We often see personal finance blogs and articles telling us all about preparing our estate plan; what documents to have, how to title assets, who’s on the team. What we don’t see as frequently, is information on what happens after we die. What those who survive us need to deal with in the wake of our passing. This post will touch on the very basics for those spouses surviving a loved one. If you are not the spouse, you can still follow these tips but know that your options and benefits will likely be very different.
The first thing to know, for those surviving a loved one, is that settling the estate may take time. It could take up to one year, or more, depending on the complexity of the estate. Patience will be needed. Let’s look at few of the ‘to do’ items on your list.
You’ll need to obtain a death certificate. This certificate will be requested multiple times possibly by employers, retirement plan administrators, banks, insurance companies, even Social Security.
If you know who your loved one used as an attorney, contact them. They will likely shepherd you through the will reading and help you understand what needs to be done to settle the estate.
Next up, contact Social Security and the Veterans Administration (if your loved one served in the Armed Forces).
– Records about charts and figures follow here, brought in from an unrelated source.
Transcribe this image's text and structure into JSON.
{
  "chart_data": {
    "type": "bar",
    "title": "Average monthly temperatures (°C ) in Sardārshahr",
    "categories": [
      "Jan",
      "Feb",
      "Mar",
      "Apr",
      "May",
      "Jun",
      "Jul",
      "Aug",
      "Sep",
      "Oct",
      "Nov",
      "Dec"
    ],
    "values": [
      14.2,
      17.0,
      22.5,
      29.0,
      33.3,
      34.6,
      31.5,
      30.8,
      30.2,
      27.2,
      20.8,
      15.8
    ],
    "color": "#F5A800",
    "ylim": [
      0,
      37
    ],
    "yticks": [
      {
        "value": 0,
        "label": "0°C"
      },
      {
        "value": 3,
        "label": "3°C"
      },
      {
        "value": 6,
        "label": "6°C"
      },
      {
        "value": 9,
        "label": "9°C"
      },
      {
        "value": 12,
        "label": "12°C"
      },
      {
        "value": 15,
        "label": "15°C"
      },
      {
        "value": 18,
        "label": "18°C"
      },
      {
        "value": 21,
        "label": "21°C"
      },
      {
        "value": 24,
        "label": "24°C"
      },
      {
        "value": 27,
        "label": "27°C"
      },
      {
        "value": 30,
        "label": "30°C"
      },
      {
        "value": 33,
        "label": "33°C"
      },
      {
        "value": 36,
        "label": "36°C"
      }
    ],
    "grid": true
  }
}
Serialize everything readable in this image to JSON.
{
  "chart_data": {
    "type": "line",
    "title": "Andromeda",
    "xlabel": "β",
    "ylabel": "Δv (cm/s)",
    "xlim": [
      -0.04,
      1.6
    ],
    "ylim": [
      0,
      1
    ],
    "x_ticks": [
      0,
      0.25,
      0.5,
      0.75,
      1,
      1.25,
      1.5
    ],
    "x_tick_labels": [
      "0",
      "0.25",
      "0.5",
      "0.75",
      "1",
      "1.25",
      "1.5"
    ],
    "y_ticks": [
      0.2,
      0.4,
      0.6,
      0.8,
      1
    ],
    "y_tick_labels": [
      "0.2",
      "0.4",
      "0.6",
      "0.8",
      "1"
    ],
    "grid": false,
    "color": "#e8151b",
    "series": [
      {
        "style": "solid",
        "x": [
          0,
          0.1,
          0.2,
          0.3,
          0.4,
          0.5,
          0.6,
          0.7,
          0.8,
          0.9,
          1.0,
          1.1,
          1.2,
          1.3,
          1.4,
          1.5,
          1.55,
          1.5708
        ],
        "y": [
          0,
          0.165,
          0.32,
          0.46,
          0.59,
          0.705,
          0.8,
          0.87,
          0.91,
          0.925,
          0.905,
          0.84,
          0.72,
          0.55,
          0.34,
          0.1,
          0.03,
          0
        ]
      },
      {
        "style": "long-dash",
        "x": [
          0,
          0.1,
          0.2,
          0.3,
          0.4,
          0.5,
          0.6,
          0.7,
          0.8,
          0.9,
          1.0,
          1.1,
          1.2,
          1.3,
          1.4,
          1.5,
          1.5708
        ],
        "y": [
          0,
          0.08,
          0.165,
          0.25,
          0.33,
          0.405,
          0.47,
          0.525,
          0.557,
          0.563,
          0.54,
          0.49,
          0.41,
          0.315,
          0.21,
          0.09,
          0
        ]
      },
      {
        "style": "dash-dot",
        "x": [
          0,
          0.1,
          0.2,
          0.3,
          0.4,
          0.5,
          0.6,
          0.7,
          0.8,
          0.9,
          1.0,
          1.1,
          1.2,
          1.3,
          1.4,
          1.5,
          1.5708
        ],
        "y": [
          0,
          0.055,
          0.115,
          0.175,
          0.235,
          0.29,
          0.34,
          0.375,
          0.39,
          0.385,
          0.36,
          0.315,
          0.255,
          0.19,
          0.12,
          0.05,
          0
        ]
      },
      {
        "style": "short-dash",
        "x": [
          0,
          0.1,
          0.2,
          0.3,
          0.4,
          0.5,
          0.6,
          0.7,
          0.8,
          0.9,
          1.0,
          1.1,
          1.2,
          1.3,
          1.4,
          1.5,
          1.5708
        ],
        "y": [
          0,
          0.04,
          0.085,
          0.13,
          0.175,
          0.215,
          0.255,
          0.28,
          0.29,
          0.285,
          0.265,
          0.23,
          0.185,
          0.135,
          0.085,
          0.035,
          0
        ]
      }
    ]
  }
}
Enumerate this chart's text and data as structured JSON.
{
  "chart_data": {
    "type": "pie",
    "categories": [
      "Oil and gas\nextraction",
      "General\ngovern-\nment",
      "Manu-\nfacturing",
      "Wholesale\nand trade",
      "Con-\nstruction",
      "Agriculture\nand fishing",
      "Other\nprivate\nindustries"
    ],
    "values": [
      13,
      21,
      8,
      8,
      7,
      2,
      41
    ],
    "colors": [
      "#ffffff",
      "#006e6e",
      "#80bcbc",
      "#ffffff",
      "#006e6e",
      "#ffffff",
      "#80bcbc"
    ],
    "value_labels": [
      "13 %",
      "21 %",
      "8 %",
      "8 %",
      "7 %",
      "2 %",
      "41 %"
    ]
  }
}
The Social Security agency pays a death benefit of $255. They will also be able to address any survivor’s benefits for which you may be eligible. For example, a surviving spouse may be eligible for survivor’s benefits as early as age 60 – earlier if disabled. With the Veterans Administration, you may be entitled to benefits such as a small pension, a headstone, a flag-draped casket, partially paid or fully paid burial (if buried in a national cemetery), all depending on whether your loved one served in the Armed Forces.
Life insurance is generally the biggie! If you know your loved one had a policy, you need to contact the insurance carrier and request death claim forms. You’ll need the aforementioned death certificate. Generally speaking, beneficiaries can receive their benefit in either a lump sum or annuitized payment (i.e., spread out over years). Prior to deciding which to accept, talk with your tax advisor and financial planner.
You’ll want to contact your deceased’s former employer. This is in the event your deceased is receiving some form of benefit tied to that former employment. You may be receiving a pension that will now be reduced as a survivor. Or, it could affect your health care coverage if that was a retirement benefit. Speaking of health insurance, if you are on a non-employer plan, contact them immediately to find out what, if anything, they will cover for any final illnesses, if there is a death benefit (some plans offer this), and what your new rate will be as a surviving spouse.
Contact companies that hold your deceased’s retirement plans (if any). For example, if your spouse rolled over their retirement plan to an IRA account, you are most likely the spousal beneficiary unless other planning has been put in place. Or, you could be the sole heir to your last surviving parent’s IRA. How this money is treated will vary depending upon your relationship to the deceased. This is another good time to reach out to your financial planner.
Finally, begin notifying organizations where your loved one was a member. It’s possible the organization may have a special memorial or service they provide. At the very least, you’ll want to let them know so they may let their fellow members know that your loved one has passed. Remember, your loved one likely had friends, acquaintances, and a life you didn’t know everything about. However, the more practical reason is that you may need to have the organization stop billing, or return dues paid.